Gov. Gavin Newsom tours a tiny home after announcing on March 16 that the state will have 1,200 tiny homes built and delivered throughout California in an effort to help house the homeless population.
Gov. Gavin Newsom excursions a tiny residence after saying on March 16 that the state may have 1,200 tiny properties constructed and delivered all through California in an effort to assist home the homeless inhabitants. Renée C. Byer rbyer@sacbee.com

Newsom Administration will not set a target opening date for tiny homes

Hafsa Kaka, Newsom’s senior advisor for homelessness, became flustered and dodged questions on Wednesday when asked about the delay and why the state wouldn’t provide a new timeline for completion.

Kaka repeatedly said there was “no holdup” with the project and that the state was “continuing the momentum.”

“We have made significant progress today.
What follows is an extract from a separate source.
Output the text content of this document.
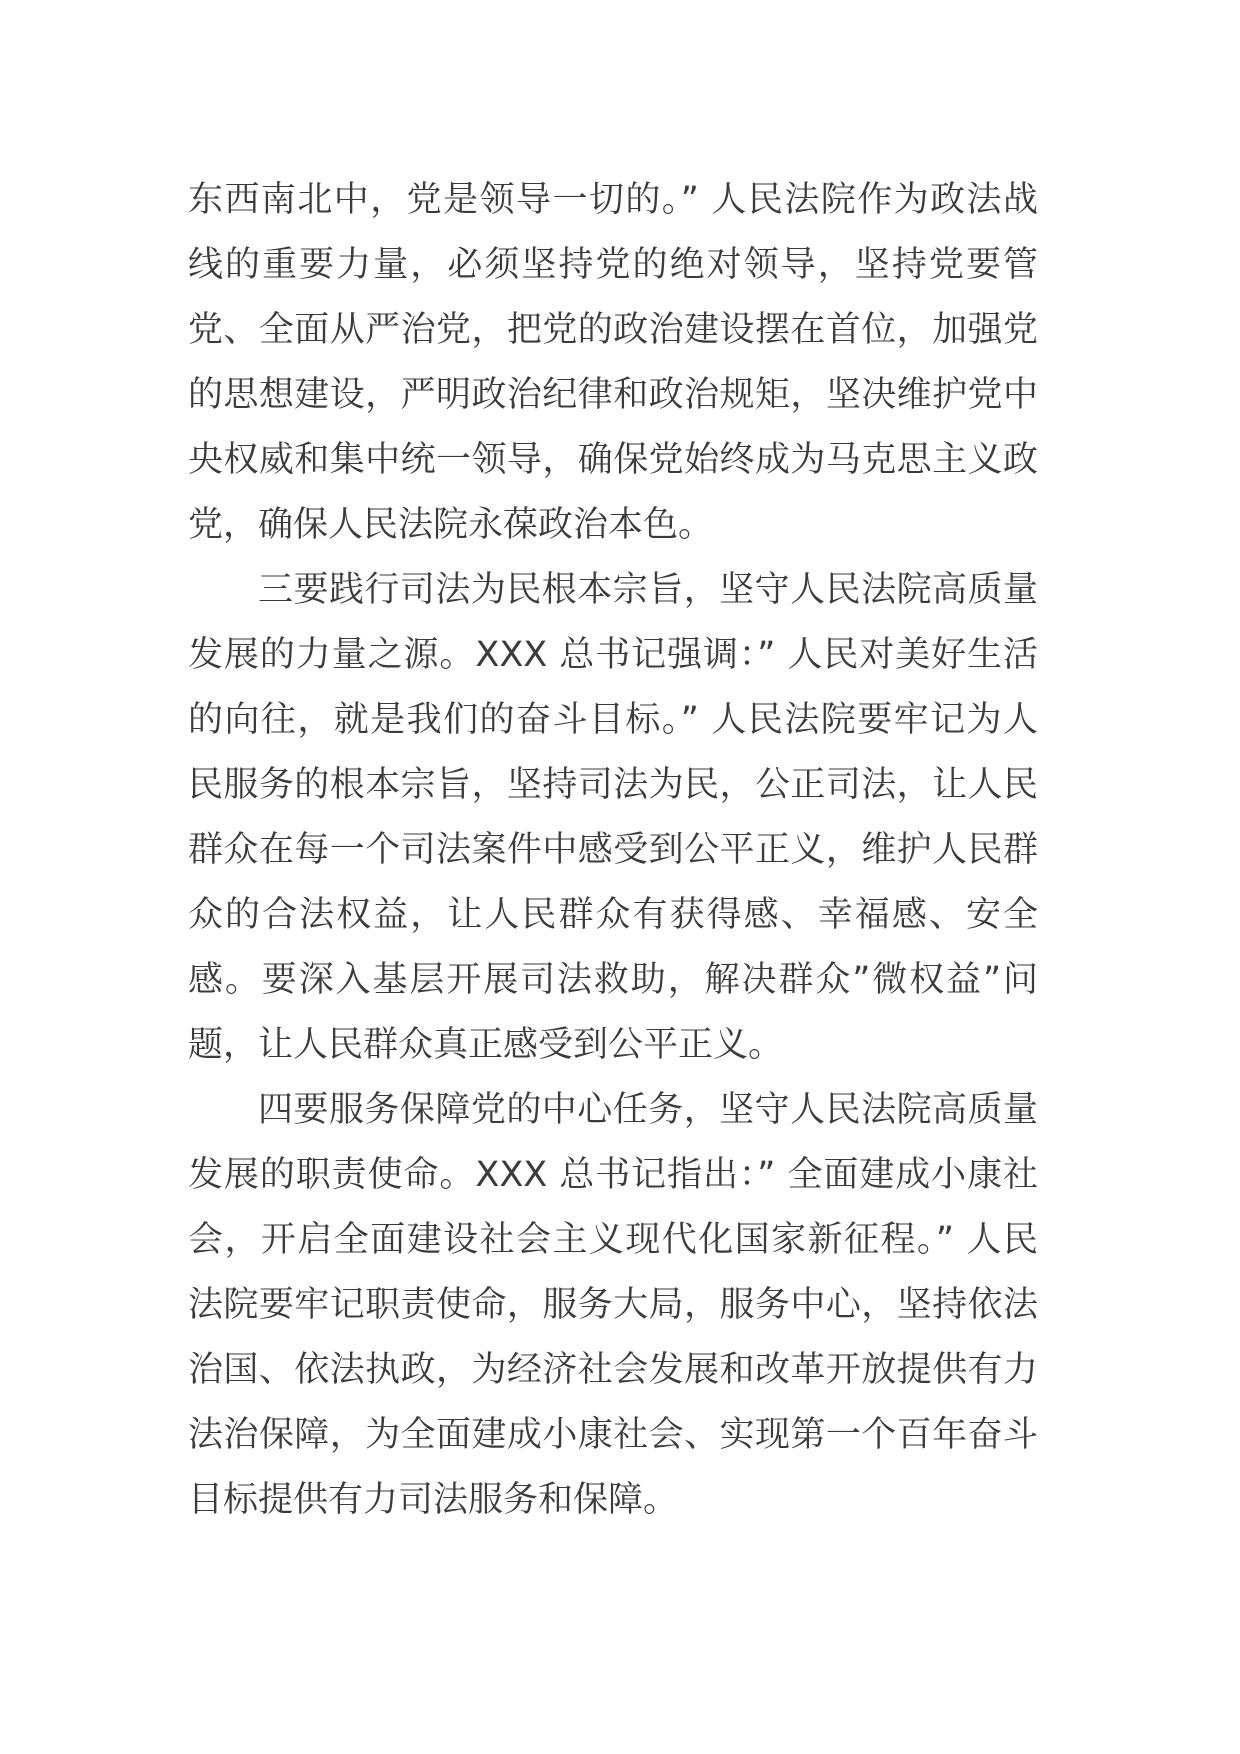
东西南北中，党是领导一切的。” 人民法院作为政法战线的重要力量，必须坚持党的绝对领导，坚持党要管党、全面从严治党，把党的政治建设摆在首位，加强党的思想建设，严明政治纪律和政治规矩，坚决维护党中央权威和集中统一领导，确保党始终成为马克思主义政党，确保人民法院永葆政治本色。

三要践行司法为民根本宗旨，坚守人民法院高质量发展的力量之源。XXX 总书记强调：” 人民对美好生活的向往，就是我们的奋斗目标。” 人民法院要牢记为人民服务的根本宗旨，坚持司法为民，公正司法，让人民群众在每一个司法案件中感受到公平正义，维护人民群众的合法权益，让人民群众有获得感、幸福感、安全感。要深入基层开展司法救助，解决群众”微权益”问题，让人民群众真正感受到公平正义。

四要服务保障党的中心任务，坚守人民法院高质量发展的职责使命。XXX 总书记指出：” 全面建成小康社会，开启全面建设社会主义现代化国家新征程。” 人民法院要牢记职责使命，服务大局，服务中心，坚持依法治国、依法执政，为经济社会发展和改革开放提供有力法治保障，为全面建成小康社会、实现第一个百年奋斗目标提供有力司法服务和保障。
We should be celebrating today,” Kaka said, before adding, “I’ll take the next question.”

When pressed about why the city and county chose a site with such a short expiration date, Steinberg said, “When we prove this model of success, leases will get extended long-term.”

Porteus said that over the course of the 2.5-year lease, WellSpace will explore how it “can use the land around it efficiently,” holding out the possibility that the tiny homes might be able to stay somewhere on the site.

“If that’s possible, then we can maintain programs,” he said. “If not, then we already have an infrastructure and a way of doing things so we can move.”

Steinberg did not answer a question about where the tiny homes would be moved if the lease was not extended further than July 2026.

The board of supervisors is expected to vote on the lease agreement at its November 7 meeting.

Associated tales from Sacramento Bee

Maggie Angst covers California politics and Gov. Gavin Newsom for The Sacramento Bee. Earlier than becoming a member of The Bee’s Capitol Bureau, she labored for the Mercury Information and East Bay Instances the place she coated San Jose Metropolis Corridor and later wrote enterprise tales on the breaking information staff.